Denn die bisherigen Erfahrungen und der Dienstplan für Januar zeigten eine deutliche Tendenz zugunsten der Krankenhaus-Mediziner: Diese würden in erster Linie für die Tagdienste unter der Woche eingeteilt. Der Stammtruppe blieben dann tendenziell nur die unbeliebten Nacht- und Wochenenddienste. Den Vorwurf, dass die alteingesessenen Ärzte im neuen Dienstplan benachteiligt werden, ließ die KVB auf Anfrage unkommentiert. So bleibt es laut Dienstplan dabei, dass die Klinikärzte im neuen Jahr jeweils am Dienstag, Mittwoch und Donnerstag in den Notarztwagen steigen. „Wir dürfen das machen, was übrig bleibt“, so Dr. Michael Heidrich.

Standort des Notarztwagens ist das Krankenhaus St. Barbara – für das eingespielte Notärzteteam aus Schwandorf wegen der vielen Übergaben ein weiteres Handicap. Bislang, so Dr. Heidrich, habe eine Notarztschicht jeweils eine Woche gedauert, ein Zeitraum, auf den sich die Notfallmediziner hätten einrichten können.

Unruhige Zeiten am Jahresende

Für ihn und seine Kollegen stehe das Wohl ihrer Patienten im Vordergrund, sagt Dr. Heidrich. Wenn er plötzlich fünfmal so viele potenzielle Patienten zu betreuen habe als normal, dann werde ihm unbehaglich zumute. Auf ruhige Feiertage, bei dem auch mal Zeit für die Familie bleibt, stellt sich Heidrich jedenfalls nicht ein. Nicht zu beneiden seien auch die Disponenten der Integrierten Leitstelle in Amberg. Sie müssen die Einsätze für sämtliche lebensbedrohlichen Notfälle in der Region koordinieren und bestellen. Auf die von der KVB vorgeschlagenen, in Weiden und Regensburg stationierten Rettungshubschrauber könne sich das Rettungswesen in den kommenden Tagen nicht verlassen. Weil das Wetter schlecht werde, blieben die Helikopter am Boden, weiß Heidrich.

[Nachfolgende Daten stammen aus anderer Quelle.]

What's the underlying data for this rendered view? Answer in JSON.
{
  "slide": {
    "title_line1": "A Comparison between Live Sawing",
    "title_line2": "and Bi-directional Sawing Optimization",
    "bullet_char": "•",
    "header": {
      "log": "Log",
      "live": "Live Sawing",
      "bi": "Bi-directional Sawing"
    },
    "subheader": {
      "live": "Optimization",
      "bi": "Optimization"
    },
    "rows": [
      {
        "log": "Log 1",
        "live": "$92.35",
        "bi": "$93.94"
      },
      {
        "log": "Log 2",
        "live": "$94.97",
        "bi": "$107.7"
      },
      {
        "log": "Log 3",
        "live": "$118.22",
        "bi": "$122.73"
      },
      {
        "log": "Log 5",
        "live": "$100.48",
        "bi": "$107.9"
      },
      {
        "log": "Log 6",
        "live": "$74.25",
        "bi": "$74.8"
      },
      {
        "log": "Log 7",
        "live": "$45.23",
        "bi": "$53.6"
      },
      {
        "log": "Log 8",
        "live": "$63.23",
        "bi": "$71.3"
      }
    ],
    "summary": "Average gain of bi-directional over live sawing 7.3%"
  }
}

Und noch etwas setzt den Notfallmedizinern zu.Die Reform des ärztlichen Bereitschaftsdienstesbringt mit sich, dass ein Arzt teilweise die beiden Landkreise Schwandorf und Cham alleine betreuen muss, etwa nachts. Es kommt dann immer öfter vor, dass für leichtere Fälle, die der zuständige Bereitschaftsarzt nicht zeitig behandeln könne, der Notarzt gerufen werde, dessen Aufgabe es eigentlich ist, sich um die echten Notfälle zu kümmern.